The worst possible thing you can do is try to measure everything. If you go through and add over a hundred measurements to your app, you will easily be inundated with data and likely overwhelmed with the amount of things to fix, also known as paralysis by over analysis. Simplify. Simplify. Simplify.
Here are the three things that I would make sure to measure:
1. What is my product’s value proposition?
Unfortunately, there is no prescription event to track for this section, as it’s truly unique to every product. The primary question you’re asking yourself here is: how do I know if someone has used my product? Converting to signup but never making it any further is not a real user of your product, unless your product was just a registration form.
This is best illustrated by example. I recently launched a product called Sweep for iOS 8. The core premise was that users could quickly go through their photos on their phone and delete the duplicates. For this app, I tracked the actual photos swiped through and cleaned up. If a customer made it through 10 or more clusters of photos, I would consider them a user. According to my metrics, I’ve had around 4000 installs, but my tracking would indicate that I’ve had about 400 real users. Obviously, a 10% conversion from download to actual use is pretty poor, but mind would immediately begin racing to all the things I could do to try to get more people engaged with the actual value proposition.
2. Attribution – Where are my users coming from?
The knowledge of where your users are coming from, and the ability to split out product use by origin is incredibly important for determining your pathways for growth. For example, let’s say you’ve been spending all your time trying to woo the press to write articles about you and your product. If you have a mechanism for determining how many new installs came from a particular press article, and you combine this with the data from section one, you might learn that press actually generates a lot of installs of people who never use the product.
This install origin data was extremely hard to track before companies like Branch. Now, using the service, you can use their links for everything from marketing campaigns to sharing features in your app, to map out the source of all of your installs. Tie the install source to the actual value proposition of the user to know the value of each growth channel.
3. Retention – Do people continue to use my product over time?
Lastly, this isn’t absolutely necessary to track in your first release, but will become much more important as time passes. You’ll want to measure how often each user comes back, and the time between sessions. This will give you an idea of retention at the daily, weekly and monthly level. Retention is the most difficult metric to achieve, as it means that a person actively thinks about your service and reopens the app.
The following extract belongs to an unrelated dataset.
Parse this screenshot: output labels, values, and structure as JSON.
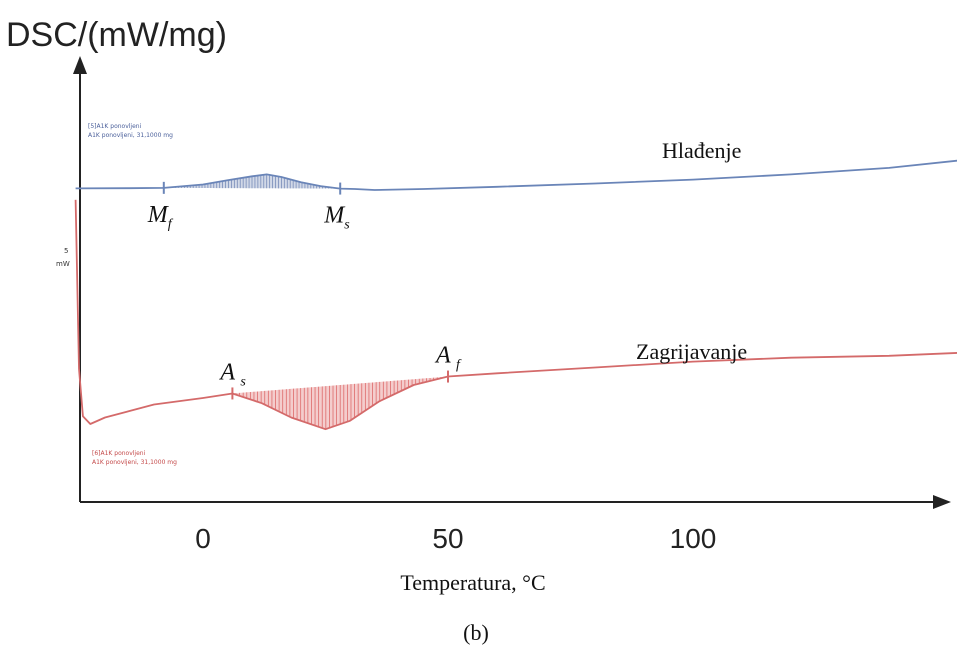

This means that the person actually changed their behavior and went out of their way to interact with your product.
However, since this metrics implies that you have users to actually be retained, I recommend focusing on the first two before worrying about retention. It’s great to start measuring it as early as possible, so that you can see the effects of your early efforts around the growth and value proposition metrics.
Now you’ve got the data you need to make informed and well prioritized decisions about where to spend the next development time. Every single decision you make about the product and its features going forward should be done with these 3 numbers in mind. If your engineering efforts are not going to drive improvement to one of the above metrics, you should reevaluate your priorities. Additionally, with every feature added or improvement mad, you should go out of your way to know the individual impact on each of these three metrics. They are the only real numbers that will determine how successful your product is.